As a child a horror clip-show documentary entitled “Terror in the Aisles”, which was marvelously hosted by Donald Pleasance and Nancy Allen, got me hooked on horror films forever. Within that documentary an image of a man’s head exploding burned its way into my retinas and I knew I had to view whatever film it came from. Thankfully my mother knew exactly what film it was as she saw it in the drive-in as a high schooler. The film was called “Scanners” and soon I found myself scouring the local video stores like a ravenous wolf to rent a copy. After a couple of stops I found it and not only was I graced with an intriguing film enunciated by the famous exploding head sequence, but it was also my first David Cronenberg experience, a director I would come to have a small obsession with.
“Scanners” tells the story of a vagrant named Cameron Vale (Stephen Lack), a man that has spent most of his life roaming the streets in a perpetual fog suffering a from a constant yammering of voices talking in his head and some form of telekinesis. After being caught, a doctor informs him that he is a scanner. It’s a mutation of sorts caused by a birth drug that when harnessed can control the thoughts and manipulate other human beings. The voices in his head can only be quelled with the congenital drug known as ephemerol. Of course behind this drug is the evil corporation staple that wants to use scanners as a governmental weapon and to top it off an evil scanner named Revok (iconically played by Michael Ironside) is recruiting his own Scanner army in order to.. du du du… take over the world!
“Scanners”, compared to the director’s previous works like “Shivers”, “Rabid” and “The Brood”, is a bit more mainstream however it is still dripping with the Cronenberisms we all love and come to know. His films usually look at the interactions between technology and humans and how one of humanities biggest fears is their body turning against them. That is all present including Cronebergs grim outlook on the synthesis of man and machine, that the humans simply do not know enough or if they do, their arrogance has them charging headfirst into detrimental experiments. Basically "Scanners" is “Cronenberg 101” and is good starting point for anyone wanting to get into what Cronenberg films have to offer as it is a little more accessible than his films prior and some to come without overwhelming the viewer.

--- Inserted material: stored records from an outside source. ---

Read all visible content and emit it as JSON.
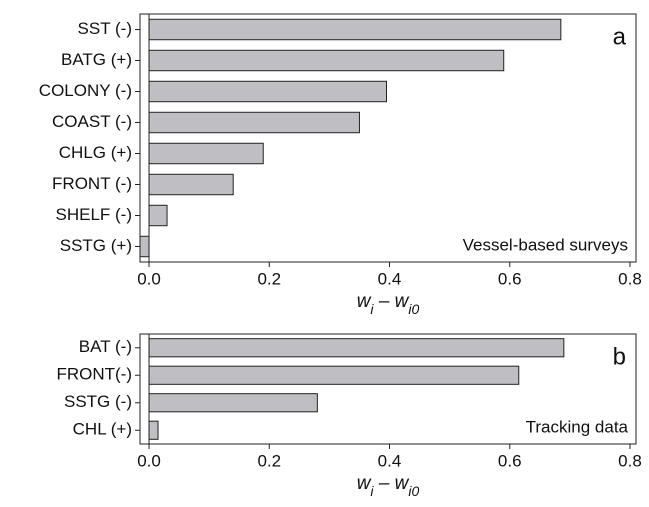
{
  "chart_data": [
    {
      "type": "bar",
      "orientation": "horizontal",
      "panel_label": "a",
      "annotation": "Vessel-based surveys",
      "categories": [
        "SST (-)",
        "BATG (+)",
        "COLONY (-)",
        "COAST (-)",
        "CHLG (+)",
        "FRONT (-)",
        "SHELF (-)",
        "SSTG (+)"
      ],
      "values": [
        0.685,
        0.59,
        0.395,
        0.35,
        0.19,
        0.14,
        0.03,
        -0.015
      ],
      "color": "#bfbfc3",
      "xlim": [
        -0.015,
        0.81
      ],
      "xticks": [
        {
          "value": 0,
          "label": "0.0"
        },
        0.2,
        0.4,
        0.6,
        {
          "value": 0.8,
          "label": "0.8"
        }
      ],
      "xlabel": {
        "base": "w",
        "sub": "i",
        "mid": " – w",
        "sub2": "i0"
      }
    },
    {
      "type": "bar",
      "orientation": "horizontal",
      "panel_label": "b",
      "annotation": "Tracking data",
      "categories": [
        "BAT (-)",
        "FRONT(-)",
        "SSTG (-)",
        "CHL (+)"
      ],
      "values": [
        0.69,
        0.615,
        0.28,
        0.015
      ],
      "color": "#bfbfc3",
      "xlim": [
        -0.015,
        0.81
      ],
      "xticks": [
        {
          "value": 0,
          "label": "0.0"
        },
        0.2,
        0.4,
        0.6,
        {
          "value": 0.8,
          "label": "0.8"
        }
      ],
      "xlabel": {
        "base": "w",
        "sub": "i",
        "mid": " – w",
        "sub2": "i0"
      }
    }
  ]
}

The cast, for the most part, is great. Including the lovely and elegant Jennifer O’Niell as the scanner love interest, Patrick McGoohan as the strangely aloof Dr. Ruth and Michael Ironside in his career defining role as the off-balance villain. Stephen Lack as our lead however lives up to his name as he lacks in every department for giving an unremarkable and un-charming performance. Seriously this guy has as much charisma as a bed frame and gives a new meaning to the term “wooden”. Some people stick up for his performance as this is exactly what a confused homeless person would act. I don’t buy it and the film suffers tremendously from it. Thankfully there is Michael Ironside to make up for this miscasting for the lead as the film wouldn’t be half as good without him.
Overall “Scanners” is a solid independent film and I’m glad it was my first foray into the wacky mind of David Croenberg. The slightly tamed “off-the-wall” ideas and lack of depraved sexuality made it far more accessible than his other works around the same era, but at the same time includes all the main staples that we have all come to love from the guy. To top it off it includes one of the sickest and most memorable gore sequences ever to be caught on celluloid. It may not be the best Cronenberg film, but it’s definitely a strong one and catapulted Cronenberg into the mainstream and inspired a host of cheap, and sometimes good, sequels about a decade later. Sequels go as follows: “Scanners II: The New Order”, “Scanners 3: The Takeover”, “Scanner Cop” and “Scanners: The Showdown”.